Government Officially Signs House Bill 1050 into Law
Championed by Representative Bartels, House Bill 1050 passed unanimously and was “unofficially” signed into law on March 7, 2019. This bill makes it a felony to possess skimming and re-encoding devices in the state of South Dakota. It was made official on Tuesday, March 19, 2019.
House Bill 1050 revised the law in two important ways:
- HB 1050 adds “computer chip” to the info-tech so an individual cannot “access, read, obtain, memorize, or store, temporarily or permanently” from a payment device or card without prior authorization. Prior to this bill, the statute forbid only tampering with the magnetic strip.
- HB 1050 makes “owning or possessing a re-encoder or scanning device with the intent to unauthorizedly obtain or alter information on a payment card a Class 6 felony.” The majority of credit card misconduct was are already a Class 6 felony, but prior to this bill, possession of a scanner or re-encoder with criminal intent was only a Class 1 misdemeanor.

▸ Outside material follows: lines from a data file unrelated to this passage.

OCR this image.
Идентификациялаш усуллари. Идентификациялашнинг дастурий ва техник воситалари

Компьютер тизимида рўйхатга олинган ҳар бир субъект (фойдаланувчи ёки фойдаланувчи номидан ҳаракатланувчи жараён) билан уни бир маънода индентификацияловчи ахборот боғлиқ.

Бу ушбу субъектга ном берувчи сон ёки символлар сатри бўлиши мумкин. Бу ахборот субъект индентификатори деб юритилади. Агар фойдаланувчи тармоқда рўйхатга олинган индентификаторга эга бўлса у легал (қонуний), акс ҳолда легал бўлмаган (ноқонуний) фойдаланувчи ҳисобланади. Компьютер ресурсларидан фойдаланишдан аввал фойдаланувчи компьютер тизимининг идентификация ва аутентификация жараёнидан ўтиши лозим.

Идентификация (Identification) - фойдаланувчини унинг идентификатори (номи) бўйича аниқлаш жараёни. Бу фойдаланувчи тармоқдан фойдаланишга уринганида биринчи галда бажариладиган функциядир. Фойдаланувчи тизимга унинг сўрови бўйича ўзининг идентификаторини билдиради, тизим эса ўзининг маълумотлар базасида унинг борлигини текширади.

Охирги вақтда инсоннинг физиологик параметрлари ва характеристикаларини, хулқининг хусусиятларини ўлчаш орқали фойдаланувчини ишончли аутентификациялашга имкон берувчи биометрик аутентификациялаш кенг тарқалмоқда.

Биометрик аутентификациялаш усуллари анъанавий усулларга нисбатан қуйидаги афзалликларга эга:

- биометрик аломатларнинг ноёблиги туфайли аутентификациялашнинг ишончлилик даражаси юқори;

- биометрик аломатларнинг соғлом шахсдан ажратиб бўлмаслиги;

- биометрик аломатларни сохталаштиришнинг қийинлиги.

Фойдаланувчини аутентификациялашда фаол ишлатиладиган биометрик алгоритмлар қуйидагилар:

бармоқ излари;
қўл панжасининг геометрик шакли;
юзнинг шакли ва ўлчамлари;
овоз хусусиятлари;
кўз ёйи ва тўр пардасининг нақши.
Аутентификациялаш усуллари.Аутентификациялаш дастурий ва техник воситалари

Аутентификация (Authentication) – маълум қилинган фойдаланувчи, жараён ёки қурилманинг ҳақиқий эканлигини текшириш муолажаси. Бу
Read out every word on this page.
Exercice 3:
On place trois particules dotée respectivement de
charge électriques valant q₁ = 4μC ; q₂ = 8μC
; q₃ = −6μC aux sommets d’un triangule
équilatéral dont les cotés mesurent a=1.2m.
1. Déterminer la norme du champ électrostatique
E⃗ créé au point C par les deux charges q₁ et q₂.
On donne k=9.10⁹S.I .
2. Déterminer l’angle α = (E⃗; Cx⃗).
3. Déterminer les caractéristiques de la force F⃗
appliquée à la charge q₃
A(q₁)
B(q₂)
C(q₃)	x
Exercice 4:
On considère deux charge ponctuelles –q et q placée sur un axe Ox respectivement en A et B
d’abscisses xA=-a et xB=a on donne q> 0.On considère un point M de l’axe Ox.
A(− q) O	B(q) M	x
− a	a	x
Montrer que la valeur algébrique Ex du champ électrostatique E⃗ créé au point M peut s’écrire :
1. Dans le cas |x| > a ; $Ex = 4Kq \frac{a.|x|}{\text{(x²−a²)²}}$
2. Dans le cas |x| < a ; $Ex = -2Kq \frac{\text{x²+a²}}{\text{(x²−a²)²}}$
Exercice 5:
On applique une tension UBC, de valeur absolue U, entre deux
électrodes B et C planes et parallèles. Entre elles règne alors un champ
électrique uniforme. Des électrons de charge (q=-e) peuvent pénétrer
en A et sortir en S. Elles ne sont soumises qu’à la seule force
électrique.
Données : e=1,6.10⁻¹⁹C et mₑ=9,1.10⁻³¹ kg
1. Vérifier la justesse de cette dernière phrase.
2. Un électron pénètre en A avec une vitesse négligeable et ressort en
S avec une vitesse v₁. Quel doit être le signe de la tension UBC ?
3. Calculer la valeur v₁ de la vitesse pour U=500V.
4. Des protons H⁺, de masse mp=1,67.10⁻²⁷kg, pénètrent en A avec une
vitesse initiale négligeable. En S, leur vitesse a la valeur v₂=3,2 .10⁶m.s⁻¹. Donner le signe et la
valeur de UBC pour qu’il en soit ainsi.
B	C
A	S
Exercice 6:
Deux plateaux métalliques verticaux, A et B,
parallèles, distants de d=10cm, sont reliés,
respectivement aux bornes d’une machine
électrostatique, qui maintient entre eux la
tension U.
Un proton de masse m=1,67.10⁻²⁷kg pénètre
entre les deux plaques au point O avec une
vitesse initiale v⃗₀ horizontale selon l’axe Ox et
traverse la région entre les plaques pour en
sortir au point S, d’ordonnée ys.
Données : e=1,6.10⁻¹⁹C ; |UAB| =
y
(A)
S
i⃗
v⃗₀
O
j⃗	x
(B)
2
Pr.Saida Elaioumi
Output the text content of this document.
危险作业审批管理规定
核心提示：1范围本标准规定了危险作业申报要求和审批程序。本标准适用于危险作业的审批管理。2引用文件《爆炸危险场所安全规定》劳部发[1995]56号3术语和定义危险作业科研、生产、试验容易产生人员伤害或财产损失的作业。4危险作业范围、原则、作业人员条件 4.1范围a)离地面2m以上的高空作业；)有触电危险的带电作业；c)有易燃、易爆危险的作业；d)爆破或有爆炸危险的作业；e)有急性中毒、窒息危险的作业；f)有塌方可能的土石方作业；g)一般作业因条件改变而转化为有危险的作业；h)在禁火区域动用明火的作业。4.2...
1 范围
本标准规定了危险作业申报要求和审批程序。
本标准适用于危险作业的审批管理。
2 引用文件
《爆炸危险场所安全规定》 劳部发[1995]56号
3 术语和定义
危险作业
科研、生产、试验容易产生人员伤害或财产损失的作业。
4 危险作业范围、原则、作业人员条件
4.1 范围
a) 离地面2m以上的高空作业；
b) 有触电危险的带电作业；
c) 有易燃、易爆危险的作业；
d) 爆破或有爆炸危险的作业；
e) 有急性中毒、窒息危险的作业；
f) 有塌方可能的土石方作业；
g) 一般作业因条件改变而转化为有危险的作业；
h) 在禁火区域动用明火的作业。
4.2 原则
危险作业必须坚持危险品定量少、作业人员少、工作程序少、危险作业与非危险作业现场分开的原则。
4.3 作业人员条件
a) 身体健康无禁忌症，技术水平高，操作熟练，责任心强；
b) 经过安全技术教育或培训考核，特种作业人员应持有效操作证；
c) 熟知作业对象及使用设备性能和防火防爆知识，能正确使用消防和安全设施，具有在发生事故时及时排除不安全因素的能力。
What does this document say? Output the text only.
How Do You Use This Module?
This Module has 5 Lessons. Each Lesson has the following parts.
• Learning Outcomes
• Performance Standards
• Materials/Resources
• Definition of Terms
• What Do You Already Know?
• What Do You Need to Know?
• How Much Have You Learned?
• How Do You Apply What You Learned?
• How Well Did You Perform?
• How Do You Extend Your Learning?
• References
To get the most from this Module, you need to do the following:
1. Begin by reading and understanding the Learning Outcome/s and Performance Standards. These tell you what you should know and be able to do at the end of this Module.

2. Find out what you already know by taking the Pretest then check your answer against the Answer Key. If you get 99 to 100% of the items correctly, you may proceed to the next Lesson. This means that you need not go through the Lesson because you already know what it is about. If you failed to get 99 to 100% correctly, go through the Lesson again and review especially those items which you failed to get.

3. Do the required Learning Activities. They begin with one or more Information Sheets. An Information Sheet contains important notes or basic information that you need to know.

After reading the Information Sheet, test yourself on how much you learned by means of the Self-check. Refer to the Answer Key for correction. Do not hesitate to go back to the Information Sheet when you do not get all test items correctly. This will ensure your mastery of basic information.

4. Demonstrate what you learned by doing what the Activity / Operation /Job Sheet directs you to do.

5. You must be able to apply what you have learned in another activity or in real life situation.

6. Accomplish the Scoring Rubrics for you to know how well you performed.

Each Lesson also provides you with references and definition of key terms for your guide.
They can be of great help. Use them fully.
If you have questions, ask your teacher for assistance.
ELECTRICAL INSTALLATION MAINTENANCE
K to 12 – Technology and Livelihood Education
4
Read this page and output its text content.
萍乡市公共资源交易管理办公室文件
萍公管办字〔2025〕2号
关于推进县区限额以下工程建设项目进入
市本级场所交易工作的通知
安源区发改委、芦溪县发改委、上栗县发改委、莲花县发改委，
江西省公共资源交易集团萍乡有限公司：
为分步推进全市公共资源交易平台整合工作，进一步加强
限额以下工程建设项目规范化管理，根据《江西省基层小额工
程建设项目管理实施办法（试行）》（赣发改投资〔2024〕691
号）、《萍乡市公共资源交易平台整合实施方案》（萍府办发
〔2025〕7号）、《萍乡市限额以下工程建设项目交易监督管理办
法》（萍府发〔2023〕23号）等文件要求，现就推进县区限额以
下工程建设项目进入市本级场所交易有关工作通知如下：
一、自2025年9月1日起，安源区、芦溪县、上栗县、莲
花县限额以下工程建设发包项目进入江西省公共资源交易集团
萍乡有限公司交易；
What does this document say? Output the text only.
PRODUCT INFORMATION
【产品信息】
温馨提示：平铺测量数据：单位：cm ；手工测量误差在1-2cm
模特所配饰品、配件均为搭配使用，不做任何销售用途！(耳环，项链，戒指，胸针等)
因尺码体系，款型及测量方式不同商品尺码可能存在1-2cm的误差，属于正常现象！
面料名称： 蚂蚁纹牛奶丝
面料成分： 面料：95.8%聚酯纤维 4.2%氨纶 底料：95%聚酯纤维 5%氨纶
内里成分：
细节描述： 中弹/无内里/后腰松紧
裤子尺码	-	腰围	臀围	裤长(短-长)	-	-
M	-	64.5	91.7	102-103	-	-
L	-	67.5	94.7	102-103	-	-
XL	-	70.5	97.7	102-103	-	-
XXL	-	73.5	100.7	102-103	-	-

“Technology is always evolving, for better or worse, making it more important than ever to identify and eliminate gaps in security that expose sensitive information. Our independent community bankers, businesses, and consumers alike face this challenge on a daily basis, yet protection and justice under previous state law fell short for violators,” said Megan Olson, president and CEO of the ICBSD.
For this reason, the Independent Community Bankers of South Dakota (ICBSD) pushed to shift the emphasis from use of these devices to possession of these devices. To no surprise, this bill was supported by many including the South Dakota Bankers Association, the South Dakota Retailers Association, and AARP.
The ICBSD works toward ensuring independent community banking remains great. They give their members have a strong voice in the state and federal legislative processes. Members of their organization are empowered to advocate for change and keep independent community banks alive and thriving.